Twitter: Flaggen-Icons und Ländersymbole in Tweets einbauen mit der Hashflagge

Zur Fußball-WM 2014 in Brasilien hat Twitter ein neues cooles Feature eingeführt: die Hashflagge. Damit können Sie im wahrsten Sinne des Wortes Flagge bekennen und kleine Miniflaggen jedes beliebigen Landes in den Tweet einbauen. Ideal für Tweets über Fußball-Länderspiele.

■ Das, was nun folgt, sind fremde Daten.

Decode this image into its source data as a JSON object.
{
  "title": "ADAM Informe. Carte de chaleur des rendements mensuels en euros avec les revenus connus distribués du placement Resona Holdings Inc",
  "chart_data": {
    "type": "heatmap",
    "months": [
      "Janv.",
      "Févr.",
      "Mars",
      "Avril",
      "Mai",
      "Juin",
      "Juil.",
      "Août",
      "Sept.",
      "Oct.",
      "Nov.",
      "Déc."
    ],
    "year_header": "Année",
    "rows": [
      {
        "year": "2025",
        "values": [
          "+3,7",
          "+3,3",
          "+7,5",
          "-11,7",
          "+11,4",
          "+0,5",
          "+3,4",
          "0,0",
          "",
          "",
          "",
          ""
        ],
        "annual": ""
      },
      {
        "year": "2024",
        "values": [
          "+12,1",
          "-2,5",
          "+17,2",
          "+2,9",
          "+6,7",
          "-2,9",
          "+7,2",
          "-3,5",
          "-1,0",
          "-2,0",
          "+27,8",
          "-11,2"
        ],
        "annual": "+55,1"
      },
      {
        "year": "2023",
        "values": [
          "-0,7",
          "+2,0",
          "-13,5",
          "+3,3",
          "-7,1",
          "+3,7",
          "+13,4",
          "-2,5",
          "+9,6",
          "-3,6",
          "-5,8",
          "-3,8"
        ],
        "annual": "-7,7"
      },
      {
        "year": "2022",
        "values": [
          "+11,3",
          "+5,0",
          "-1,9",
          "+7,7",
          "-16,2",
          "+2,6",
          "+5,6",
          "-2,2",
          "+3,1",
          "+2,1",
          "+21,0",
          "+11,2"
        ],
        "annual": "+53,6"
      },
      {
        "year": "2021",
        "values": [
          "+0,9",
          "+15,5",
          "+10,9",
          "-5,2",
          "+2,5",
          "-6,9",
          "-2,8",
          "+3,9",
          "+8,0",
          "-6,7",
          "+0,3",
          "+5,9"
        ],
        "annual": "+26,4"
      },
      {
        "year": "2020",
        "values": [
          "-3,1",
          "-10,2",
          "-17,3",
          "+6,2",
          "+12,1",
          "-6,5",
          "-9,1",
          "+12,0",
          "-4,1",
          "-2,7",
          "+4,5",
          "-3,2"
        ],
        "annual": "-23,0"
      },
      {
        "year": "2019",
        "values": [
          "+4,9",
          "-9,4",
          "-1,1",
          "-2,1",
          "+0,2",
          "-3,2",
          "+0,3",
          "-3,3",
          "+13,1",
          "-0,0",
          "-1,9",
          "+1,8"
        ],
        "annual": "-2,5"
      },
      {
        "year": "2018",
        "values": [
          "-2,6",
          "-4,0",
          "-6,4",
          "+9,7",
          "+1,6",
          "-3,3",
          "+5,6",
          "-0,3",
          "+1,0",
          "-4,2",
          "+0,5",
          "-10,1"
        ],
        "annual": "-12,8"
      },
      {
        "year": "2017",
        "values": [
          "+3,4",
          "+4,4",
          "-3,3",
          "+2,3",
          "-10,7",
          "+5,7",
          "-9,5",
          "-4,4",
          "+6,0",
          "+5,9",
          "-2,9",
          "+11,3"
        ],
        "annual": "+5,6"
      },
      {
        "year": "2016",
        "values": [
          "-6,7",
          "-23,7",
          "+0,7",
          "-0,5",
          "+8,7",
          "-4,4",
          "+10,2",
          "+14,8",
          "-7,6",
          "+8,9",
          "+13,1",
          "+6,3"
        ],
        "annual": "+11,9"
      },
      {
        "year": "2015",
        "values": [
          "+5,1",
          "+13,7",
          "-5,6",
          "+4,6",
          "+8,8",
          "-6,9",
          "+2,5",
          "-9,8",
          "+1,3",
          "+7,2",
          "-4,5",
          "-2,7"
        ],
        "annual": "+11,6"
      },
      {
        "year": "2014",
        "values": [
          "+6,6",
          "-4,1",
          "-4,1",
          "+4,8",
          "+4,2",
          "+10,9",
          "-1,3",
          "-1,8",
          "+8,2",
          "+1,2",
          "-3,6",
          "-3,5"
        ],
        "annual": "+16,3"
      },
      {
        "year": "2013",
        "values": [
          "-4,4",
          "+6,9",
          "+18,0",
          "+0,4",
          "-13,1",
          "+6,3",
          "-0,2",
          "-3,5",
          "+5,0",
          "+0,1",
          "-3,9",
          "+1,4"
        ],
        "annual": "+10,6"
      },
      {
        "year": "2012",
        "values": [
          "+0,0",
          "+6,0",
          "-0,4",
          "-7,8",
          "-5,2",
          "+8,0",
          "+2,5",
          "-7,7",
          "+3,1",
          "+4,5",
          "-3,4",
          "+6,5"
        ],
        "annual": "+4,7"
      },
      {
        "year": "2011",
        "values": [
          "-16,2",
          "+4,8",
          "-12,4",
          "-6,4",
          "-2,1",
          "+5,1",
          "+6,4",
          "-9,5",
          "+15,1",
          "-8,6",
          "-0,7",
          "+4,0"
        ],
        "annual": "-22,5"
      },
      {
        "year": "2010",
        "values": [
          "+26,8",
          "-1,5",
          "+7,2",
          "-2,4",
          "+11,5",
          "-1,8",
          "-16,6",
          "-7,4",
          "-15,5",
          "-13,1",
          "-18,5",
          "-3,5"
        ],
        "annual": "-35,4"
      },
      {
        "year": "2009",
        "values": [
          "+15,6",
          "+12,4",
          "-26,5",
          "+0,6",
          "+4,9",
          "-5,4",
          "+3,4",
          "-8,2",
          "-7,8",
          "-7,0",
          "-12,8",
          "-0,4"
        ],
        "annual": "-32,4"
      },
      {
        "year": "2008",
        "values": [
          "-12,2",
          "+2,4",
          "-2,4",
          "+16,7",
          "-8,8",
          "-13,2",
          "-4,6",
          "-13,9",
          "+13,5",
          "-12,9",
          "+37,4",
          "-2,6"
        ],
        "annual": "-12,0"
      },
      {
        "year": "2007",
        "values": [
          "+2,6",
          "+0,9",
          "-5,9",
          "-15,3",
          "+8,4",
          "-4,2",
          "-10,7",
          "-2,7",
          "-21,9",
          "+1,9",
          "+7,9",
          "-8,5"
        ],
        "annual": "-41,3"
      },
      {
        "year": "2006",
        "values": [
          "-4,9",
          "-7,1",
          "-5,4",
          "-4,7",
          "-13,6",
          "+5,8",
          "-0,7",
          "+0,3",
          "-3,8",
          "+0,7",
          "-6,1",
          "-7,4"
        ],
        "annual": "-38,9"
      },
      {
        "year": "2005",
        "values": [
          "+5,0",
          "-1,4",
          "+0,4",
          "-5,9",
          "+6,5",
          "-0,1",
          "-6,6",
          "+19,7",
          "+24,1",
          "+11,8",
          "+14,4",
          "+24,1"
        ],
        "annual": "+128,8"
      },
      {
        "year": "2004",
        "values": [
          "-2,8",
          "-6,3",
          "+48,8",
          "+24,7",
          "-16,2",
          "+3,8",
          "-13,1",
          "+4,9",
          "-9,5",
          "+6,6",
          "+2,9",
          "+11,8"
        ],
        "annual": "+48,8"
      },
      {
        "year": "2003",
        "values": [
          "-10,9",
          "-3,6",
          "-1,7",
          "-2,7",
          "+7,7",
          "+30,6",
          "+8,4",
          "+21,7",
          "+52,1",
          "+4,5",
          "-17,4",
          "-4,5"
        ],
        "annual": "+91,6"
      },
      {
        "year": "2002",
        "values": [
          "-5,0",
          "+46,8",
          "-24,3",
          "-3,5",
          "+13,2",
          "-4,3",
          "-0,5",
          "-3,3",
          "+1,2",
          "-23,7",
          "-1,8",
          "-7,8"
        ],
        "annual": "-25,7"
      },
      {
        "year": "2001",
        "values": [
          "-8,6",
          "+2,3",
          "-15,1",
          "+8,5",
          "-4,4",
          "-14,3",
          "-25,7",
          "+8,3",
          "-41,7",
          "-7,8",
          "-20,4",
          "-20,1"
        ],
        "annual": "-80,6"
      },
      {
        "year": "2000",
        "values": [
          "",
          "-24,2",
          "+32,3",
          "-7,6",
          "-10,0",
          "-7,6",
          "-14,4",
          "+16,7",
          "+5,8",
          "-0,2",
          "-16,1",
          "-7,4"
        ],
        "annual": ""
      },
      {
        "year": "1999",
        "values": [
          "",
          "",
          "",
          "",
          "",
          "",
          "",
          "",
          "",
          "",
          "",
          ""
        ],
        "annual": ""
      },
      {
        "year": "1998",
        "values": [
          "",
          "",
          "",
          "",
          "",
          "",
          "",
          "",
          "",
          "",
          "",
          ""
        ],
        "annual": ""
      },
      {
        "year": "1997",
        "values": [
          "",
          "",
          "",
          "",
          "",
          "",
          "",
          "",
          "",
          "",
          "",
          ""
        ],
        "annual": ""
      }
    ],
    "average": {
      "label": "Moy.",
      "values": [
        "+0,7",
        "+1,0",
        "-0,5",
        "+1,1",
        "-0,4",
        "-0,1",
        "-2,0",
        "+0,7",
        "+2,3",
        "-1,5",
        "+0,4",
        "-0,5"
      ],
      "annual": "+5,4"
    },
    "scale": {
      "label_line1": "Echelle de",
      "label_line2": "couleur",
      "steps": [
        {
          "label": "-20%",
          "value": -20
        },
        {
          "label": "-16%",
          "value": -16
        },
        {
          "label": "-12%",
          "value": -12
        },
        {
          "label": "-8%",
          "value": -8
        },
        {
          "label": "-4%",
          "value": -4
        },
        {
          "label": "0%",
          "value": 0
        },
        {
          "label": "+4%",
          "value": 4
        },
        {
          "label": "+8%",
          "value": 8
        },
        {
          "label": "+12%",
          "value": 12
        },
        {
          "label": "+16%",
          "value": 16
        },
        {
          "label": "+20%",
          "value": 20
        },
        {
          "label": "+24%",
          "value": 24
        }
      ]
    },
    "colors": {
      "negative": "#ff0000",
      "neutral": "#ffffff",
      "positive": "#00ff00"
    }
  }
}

Deutschland, USA, Brasilien & Co. als Hashflagge

Den klassischen Hashtag, beginnend mit dem Lattenkreuz # kennen Sie sicherlich. Damit lassen sich in Tweets wichtige Schlüssel- und Suchbegriffe wie #wm2014 kennzeichnen. Neben den einfachen Hashtags gibt es jetzt die Hashflags oder zu deutsch: Hashflaggen.

Das Prinzip der Hashflaggen ist einfach: Sobald Sie in einem Tweet einen Hashtag mit dem dreibuchstabigen Länderkürzel eingeben, ergänzt Twitter automatisch die passende Flagge. Ein Beispiel: Nach der Eingabe des Hashtags #GER erscheint rechts daneben die deutsche Flagge.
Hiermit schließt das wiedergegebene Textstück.